Stimulation of β-amyloid precursor protein trafficking by insulin reduces intraneuronal β-amyloid and requires mitogen-activated protein kinase signaling

Alzheimer's Disease (AD) is characterized by cerebral accumulation of beta -amyloid peptides (A beta), which are proteolytically derived from beta -amyloid precursor protein (beta APP). beta APP metabolism is highly regulated via various signal transduction systems, e.g., several serine/threonine kinases and phosphatases.
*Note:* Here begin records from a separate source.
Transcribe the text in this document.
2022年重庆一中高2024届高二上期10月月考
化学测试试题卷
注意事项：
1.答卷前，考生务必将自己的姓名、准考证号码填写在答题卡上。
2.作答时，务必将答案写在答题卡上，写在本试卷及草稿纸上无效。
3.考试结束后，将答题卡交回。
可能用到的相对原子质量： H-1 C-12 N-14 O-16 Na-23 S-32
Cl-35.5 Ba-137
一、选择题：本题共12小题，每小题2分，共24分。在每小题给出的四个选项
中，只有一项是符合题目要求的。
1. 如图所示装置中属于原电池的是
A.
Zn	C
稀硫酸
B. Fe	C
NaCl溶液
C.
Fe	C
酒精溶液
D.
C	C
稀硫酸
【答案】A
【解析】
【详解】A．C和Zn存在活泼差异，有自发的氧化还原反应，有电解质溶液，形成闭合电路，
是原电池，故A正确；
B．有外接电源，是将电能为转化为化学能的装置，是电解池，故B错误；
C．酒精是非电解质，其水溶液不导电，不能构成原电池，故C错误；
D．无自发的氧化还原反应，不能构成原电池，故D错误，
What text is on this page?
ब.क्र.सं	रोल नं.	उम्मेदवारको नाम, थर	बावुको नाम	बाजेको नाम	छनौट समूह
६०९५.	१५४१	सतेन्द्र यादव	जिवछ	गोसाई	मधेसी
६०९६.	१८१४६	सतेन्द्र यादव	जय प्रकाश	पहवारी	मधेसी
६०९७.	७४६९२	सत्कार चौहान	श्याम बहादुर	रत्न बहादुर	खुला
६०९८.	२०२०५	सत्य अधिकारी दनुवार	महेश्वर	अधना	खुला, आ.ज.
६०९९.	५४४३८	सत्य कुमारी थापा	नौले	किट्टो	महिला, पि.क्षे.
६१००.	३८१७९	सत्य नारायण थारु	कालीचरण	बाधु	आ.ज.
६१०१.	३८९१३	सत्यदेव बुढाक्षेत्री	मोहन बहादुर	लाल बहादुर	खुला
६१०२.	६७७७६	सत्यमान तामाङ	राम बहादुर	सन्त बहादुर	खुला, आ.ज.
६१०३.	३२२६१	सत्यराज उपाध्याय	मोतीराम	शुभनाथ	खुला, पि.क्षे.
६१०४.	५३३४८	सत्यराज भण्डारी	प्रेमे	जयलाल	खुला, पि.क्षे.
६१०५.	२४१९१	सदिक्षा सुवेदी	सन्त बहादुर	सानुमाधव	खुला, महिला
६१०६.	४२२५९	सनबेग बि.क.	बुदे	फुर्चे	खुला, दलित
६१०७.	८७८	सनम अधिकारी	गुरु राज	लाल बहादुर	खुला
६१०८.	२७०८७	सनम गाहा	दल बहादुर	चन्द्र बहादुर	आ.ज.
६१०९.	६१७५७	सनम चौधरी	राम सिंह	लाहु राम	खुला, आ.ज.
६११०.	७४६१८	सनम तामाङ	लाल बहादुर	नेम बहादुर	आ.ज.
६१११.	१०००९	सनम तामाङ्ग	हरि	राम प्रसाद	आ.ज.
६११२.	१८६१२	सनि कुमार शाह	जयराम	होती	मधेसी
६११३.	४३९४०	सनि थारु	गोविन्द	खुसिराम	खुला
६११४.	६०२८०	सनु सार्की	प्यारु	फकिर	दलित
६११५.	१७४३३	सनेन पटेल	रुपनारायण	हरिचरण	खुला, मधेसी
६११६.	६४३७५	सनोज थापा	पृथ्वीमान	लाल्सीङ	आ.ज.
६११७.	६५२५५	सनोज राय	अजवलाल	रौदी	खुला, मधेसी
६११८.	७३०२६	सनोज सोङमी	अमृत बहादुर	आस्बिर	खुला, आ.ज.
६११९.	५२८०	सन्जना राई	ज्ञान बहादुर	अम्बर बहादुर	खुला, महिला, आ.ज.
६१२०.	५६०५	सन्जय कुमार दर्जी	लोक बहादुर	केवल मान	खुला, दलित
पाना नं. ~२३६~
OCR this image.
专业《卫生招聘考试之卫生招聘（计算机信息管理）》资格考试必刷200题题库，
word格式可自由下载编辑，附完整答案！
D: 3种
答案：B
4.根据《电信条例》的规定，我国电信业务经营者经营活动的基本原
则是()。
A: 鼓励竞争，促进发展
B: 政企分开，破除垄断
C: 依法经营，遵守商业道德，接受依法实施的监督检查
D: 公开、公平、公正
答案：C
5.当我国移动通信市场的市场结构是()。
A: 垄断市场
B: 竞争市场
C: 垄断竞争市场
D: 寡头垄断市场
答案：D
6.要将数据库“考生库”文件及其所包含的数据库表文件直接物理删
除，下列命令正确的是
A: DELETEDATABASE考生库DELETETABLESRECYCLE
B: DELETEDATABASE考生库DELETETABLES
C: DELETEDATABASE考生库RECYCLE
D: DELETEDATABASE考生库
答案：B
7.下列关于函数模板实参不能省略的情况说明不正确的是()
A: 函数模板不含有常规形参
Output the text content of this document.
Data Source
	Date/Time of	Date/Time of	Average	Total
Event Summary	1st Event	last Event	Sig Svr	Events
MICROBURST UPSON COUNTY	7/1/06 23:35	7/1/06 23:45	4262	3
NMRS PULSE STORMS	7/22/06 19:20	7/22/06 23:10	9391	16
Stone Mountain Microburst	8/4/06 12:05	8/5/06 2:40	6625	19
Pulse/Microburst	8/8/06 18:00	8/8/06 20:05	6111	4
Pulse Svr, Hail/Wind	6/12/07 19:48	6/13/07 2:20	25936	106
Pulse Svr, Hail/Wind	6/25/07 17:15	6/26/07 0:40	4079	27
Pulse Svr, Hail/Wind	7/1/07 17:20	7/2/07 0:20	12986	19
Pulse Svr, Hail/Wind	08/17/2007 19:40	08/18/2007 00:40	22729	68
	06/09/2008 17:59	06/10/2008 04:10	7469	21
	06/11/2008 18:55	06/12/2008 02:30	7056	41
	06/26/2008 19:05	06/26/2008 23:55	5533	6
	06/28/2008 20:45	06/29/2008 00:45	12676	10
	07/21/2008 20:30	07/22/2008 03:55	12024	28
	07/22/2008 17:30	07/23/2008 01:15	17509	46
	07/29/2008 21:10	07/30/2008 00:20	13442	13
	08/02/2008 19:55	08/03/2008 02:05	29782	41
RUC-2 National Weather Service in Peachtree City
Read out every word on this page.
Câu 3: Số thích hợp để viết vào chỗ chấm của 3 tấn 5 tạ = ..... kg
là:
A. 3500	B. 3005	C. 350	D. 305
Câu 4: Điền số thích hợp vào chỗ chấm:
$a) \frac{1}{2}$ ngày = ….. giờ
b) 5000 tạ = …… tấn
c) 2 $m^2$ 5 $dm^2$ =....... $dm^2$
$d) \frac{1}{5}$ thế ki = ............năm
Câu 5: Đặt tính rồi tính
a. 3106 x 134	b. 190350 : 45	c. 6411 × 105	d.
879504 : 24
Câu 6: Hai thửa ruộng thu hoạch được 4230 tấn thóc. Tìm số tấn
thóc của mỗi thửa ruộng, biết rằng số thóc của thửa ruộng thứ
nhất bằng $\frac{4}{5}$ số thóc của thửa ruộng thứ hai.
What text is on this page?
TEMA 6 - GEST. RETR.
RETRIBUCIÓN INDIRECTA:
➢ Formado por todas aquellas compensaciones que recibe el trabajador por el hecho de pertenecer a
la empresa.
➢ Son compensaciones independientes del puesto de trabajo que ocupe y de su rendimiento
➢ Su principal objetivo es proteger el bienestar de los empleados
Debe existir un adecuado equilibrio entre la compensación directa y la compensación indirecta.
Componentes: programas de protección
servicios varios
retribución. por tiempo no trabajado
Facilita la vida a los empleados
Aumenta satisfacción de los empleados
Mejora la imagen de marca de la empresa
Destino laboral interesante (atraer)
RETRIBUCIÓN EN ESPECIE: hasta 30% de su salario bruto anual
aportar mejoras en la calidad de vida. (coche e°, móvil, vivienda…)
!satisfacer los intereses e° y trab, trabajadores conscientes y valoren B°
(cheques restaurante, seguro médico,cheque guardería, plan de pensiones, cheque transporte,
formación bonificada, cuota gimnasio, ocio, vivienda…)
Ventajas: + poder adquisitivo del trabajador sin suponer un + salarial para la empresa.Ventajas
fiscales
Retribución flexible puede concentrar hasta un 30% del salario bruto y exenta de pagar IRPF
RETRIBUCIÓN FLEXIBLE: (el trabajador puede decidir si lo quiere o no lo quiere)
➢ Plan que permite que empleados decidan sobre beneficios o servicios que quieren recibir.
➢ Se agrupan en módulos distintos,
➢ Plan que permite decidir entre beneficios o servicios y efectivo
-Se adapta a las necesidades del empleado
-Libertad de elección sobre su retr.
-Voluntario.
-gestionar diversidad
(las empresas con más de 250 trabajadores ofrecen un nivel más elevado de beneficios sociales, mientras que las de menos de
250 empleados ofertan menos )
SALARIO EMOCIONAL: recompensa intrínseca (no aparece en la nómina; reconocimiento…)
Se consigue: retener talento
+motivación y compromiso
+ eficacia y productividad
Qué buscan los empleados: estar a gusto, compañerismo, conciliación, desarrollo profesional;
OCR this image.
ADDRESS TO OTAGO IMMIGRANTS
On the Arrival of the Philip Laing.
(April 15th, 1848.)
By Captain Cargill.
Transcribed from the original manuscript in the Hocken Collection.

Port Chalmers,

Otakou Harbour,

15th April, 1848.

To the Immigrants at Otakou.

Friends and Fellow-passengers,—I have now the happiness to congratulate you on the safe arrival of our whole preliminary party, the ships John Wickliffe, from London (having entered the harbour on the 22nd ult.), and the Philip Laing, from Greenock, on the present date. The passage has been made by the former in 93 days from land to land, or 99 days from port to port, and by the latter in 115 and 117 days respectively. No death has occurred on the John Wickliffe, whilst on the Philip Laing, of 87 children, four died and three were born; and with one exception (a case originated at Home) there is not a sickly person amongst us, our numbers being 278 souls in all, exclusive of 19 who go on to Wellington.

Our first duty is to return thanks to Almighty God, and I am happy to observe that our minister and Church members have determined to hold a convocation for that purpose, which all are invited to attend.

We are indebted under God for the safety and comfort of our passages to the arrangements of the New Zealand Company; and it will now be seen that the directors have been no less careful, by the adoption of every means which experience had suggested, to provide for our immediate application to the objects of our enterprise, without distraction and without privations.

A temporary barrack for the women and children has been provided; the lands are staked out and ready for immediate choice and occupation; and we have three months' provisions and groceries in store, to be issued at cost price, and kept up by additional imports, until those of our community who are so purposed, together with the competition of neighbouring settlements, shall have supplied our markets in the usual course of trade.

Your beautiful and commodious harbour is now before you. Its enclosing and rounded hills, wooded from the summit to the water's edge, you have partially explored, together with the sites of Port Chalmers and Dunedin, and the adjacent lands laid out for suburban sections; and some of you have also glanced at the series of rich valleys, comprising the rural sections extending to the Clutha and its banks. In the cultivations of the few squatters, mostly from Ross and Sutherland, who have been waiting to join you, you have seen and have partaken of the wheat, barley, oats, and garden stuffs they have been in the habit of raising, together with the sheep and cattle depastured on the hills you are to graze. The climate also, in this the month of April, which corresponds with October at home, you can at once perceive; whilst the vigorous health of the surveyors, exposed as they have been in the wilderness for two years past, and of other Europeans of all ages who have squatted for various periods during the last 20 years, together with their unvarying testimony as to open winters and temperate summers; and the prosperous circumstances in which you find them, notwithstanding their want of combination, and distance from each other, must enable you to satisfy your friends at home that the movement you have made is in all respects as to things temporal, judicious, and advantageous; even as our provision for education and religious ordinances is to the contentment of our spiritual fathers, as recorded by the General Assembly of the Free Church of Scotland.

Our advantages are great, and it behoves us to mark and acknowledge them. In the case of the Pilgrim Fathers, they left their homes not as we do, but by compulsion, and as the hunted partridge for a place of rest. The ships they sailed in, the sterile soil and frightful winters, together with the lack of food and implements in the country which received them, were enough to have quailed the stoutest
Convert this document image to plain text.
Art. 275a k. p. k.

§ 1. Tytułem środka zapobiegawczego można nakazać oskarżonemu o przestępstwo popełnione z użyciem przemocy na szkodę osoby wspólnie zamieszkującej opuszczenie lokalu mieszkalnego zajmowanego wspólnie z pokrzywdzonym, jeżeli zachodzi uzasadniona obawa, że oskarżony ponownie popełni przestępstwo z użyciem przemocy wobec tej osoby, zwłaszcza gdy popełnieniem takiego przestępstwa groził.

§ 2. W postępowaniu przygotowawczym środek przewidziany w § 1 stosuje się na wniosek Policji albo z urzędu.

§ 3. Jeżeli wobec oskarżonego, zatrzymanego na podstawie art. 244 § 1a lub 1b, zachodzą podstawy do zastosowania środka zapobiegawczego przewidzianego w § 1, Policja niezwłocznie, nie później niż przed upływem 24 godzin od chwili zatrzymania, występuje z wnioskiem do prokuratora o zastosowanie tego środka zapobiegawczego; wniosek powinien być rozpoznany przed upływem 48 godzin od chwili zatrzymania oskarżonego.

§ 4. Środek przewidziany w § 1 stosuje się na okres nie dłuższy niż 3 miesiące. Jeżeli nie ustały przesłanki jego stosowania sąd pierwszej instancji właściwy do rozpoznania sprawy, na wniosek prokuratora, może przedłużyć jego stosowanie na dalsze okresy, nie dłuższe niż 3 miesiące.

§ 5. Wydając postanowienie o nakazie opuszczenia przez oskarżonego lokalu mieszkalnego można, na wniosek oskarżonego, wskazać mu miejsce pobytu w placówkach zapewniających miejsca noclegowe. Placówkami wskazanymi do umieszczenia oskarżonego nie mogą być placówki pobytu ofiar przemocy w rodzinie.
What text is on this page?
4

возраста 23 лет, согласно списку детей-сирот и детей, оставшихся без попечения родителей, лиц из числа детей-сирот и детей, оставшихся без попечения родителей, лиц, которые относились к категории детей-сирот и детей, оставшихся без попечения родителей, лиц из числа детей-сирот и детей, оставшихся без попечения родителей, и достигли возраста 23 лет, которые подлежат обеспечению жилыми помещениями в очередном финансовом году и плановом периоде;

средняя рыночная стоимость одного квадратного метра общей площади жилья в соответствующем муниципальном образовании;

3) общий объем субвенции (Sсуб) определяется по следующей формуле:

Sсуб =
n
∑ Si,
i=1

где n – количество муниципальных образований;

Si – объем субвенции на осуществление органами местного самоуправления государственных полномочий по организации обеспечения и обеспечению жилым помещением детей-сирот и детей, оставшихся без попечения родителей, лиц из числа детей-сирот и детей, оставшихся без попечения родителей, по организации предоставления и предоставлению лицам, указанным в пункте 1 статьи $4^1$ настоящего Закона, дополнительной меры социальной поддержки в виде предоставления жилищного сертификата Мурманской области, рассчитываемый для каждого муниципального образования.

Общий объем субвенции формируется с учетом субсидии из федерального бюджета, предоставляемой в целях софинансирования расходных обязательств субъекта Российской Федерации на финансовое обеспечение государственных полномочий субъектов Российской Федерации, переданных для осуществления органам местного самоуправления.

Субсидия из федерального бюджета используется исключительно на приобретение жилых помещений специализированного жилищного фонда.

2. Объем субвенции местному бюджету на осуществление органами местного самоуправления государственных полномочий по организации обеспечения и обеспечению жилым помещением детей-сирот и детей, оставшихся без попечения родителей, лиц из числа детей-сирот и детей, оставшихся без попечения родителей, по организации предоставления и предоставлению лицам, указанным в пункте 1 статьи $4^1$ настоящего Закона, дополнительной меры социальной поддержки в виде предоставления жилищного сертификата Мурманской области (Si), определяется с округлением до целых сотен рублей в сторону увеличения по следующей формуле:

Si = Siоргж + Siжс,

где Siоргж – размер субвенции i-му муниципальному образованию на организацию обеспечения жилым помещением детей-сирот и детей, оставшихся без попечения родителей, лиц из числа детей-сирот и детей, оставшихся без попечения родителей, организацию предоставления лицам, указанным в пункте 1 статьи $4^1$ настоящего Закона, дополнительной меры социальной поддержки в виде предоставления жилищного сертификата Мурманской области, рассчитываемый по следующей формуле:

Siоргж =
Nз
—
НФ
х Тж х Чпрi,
Several growth factors known to act via receptor tyrosine kinases also have been demonstrated to regulate s beta APP secretion. Among these receptors, insulin and insulin-like growth factor-1 receptors are highly expressed in brain, especially in hippocampus and cortex. Emerging evidence indicates that insulin has important functions in brain regions involved in learning and memory. Here we present evidence that insulin significantly reduces intracellular accumulation of A beta and that it does so by accelerating beta APP/A beta trafficking from the transGolgi network, a major cellular site for A beta generation, to the plasma membrane. Furthermore, insulin increases the extracellular level of A beta both by promoting its secretion and by inhibiting its degradation via insulin-degrading enzyme. The action of insulin on beta APP metabolism is mediated via a receptor tyrosine kinase/mitogen-activated protein (MAP) kinase kinase pathway. The results suggest cell biological and signal transduction mechanisms by which insulin modulates beta APP and A beta trafficking in neuronal cultures.